Loss curves during transformer training tell you whether training is healthy long before the final eval. Knowing the shapes — and what each one means — helps you catch problems hours instead of days into a run.
The healthy curve
Steep initial drop in the first 100-1000 steps as the model learns basics (next-token distribution, common patterns). Smooth, monotonically decreasing curve thereafter. Periodic small dips at LR warmup transitions. Steady, predictable, boring.
Loss spikes
Sudden upward spike, sometimes followed by recovery, sometimes by NaN. Causes: too-high learning rate, bad batch (corrupt data), numerical overflow. Often correlates with gradient norm spikes. Skipping the bad batch and lowering LR usually recovers; persistent spikes mean architectural issue.
Plateaus
Loss flattens, then resumes dropping.

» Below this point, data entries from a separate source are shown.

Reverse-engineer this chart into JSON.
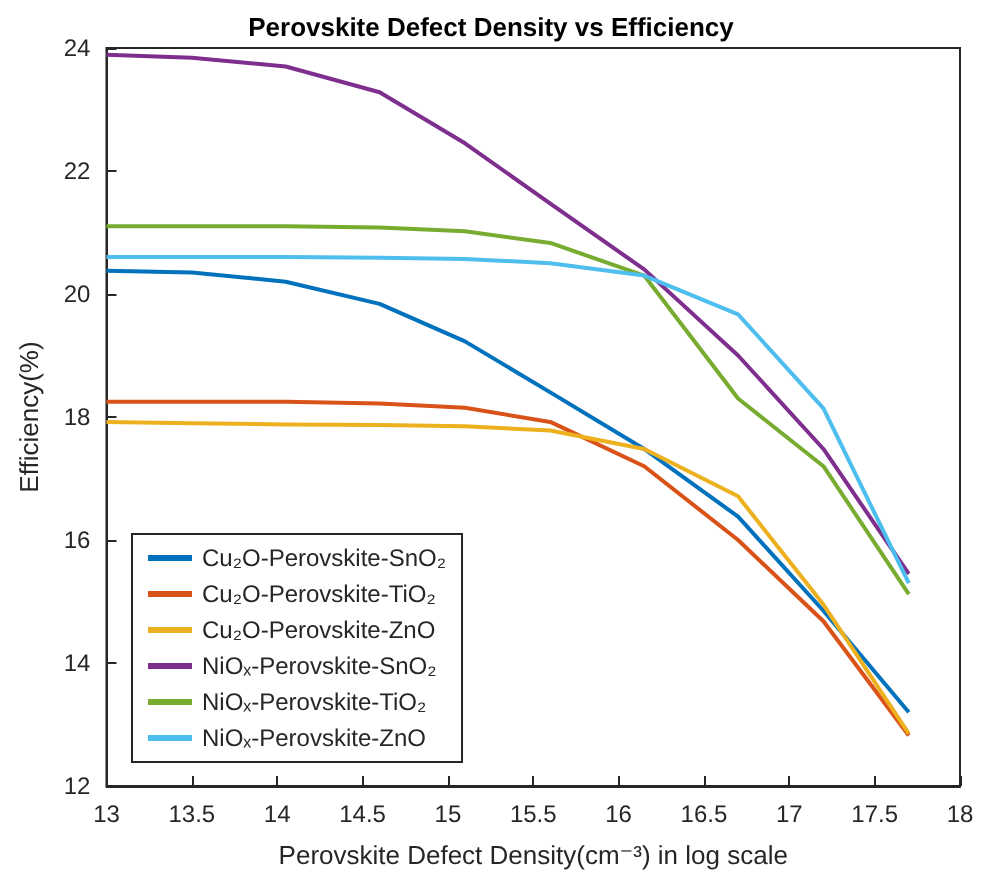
{
  "chart_data": {
    "type": "line",
    "title": "Perovskite Defect Density vs Efficiency",
    "xlabel": "Perovskite Defect Density(cm⁻³) in log scale",
    "ylabel": "Efficiency(%)",
    "x": [
      13,
      13.5,
      14.05,
      14.6,
      15.1,
      15.6,
      16.15,
      16.7,
      17.2,
      17.7
    ],
    "series": [
      {
        "name": "Cu₂O-Perovskite-SnO₂",
        "color": "#0072bd",
        "values": [
          20.38,
          20.35,
          20.2,
          19.84,
          19.23,
          18.4,
          17.48,
          16.38,
          14.85,
          13.2
        ]
      },
      {
        "name": "Cu₂O-Perovskite-TiO₂",
        "color": "#d95319",
        "values": [
          18.25,
          18.25,
          18.25,
          18.22,
          18.15,
          17.92,
          17.2,
          16.0,
          14.68,
          12.82
        ]
      },
      {
        "name": "Cu₂O-Perovskite-ZnO",
        "color": "#edb120",
        "values": [
          17.92,
          17.9,
          17.88,
          17.87,
          17.85,
          17.78,
          17.48,
          16.71,
          14.95,
          12.85
        ]
      },
      {
        "name": "NiOₓ-Perovskite-SnO₂",
        "color": "#7e2f8e",
        "values": [
          23.89,
          23.84,
          23.7,
          23.28,
          22.45,
          21.47,
          20.4,
          19.0,
          17.48,
          15.45
        ]
      },
      {
        "name": "NiOₓ-Perovskite-TiO₂",
        "color": "#77ac30",
        "values": [
          21.1,
          21.1,
          21.1,
          21.08,
          21.02,
          20.83,
          20.3,
          18.3,
          17.2,
          15.12
        ]
      },
      {
        "name": "NiOₓ-Perovskite-ZnO",
        "color": "#4dbeee",
        "values": [
          20.6,
          20.6,
          20.6,
          20.59,
          20.57,
          20.5,
          20.3,
          19.67,
          18.14,
          15.3
        ]
      }
    ],
    "xlim": [
      13,
      18
    ],
    "xticks": [
      13,
      13.5,
      14,
      14.5,
      15,
      15.5,
      16,
      16.5,
      17,
      17.5,
      18
    ],
    "ylim": [
      12,
      24
    ],
    "yticks": [
      12,
      14,
      16,
      18,
      20,
      22,
      24
    ],
    "grid": false,
    "legend": "bottom left",
    "marker": "none",
    "line_style": "solid"
  }
}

Usually a sign the model worked through one capability tier and is finding the next. Don't kill the run on a plateau prematurely; check gradient norms — if still nonzero, it's learning.
Divergence — the bad sign
Loss steadily increases. Almost always a configuration bug (wrong LR schedule, wrong gradient clipping, wrong norm). Kill the run, fix the config, restart. Don't 'wait it out' — divergence rarely self-corrects.
Training vs eval loss diverge
Training loss keeps dropping; eval loss starts rising. Overfitting. For LLM pretraining this is rare (data is so large). For fine-tuning it's common: lower epochs, more regularization, or stop early. Use the eval-loss-best checkpoint, not the final.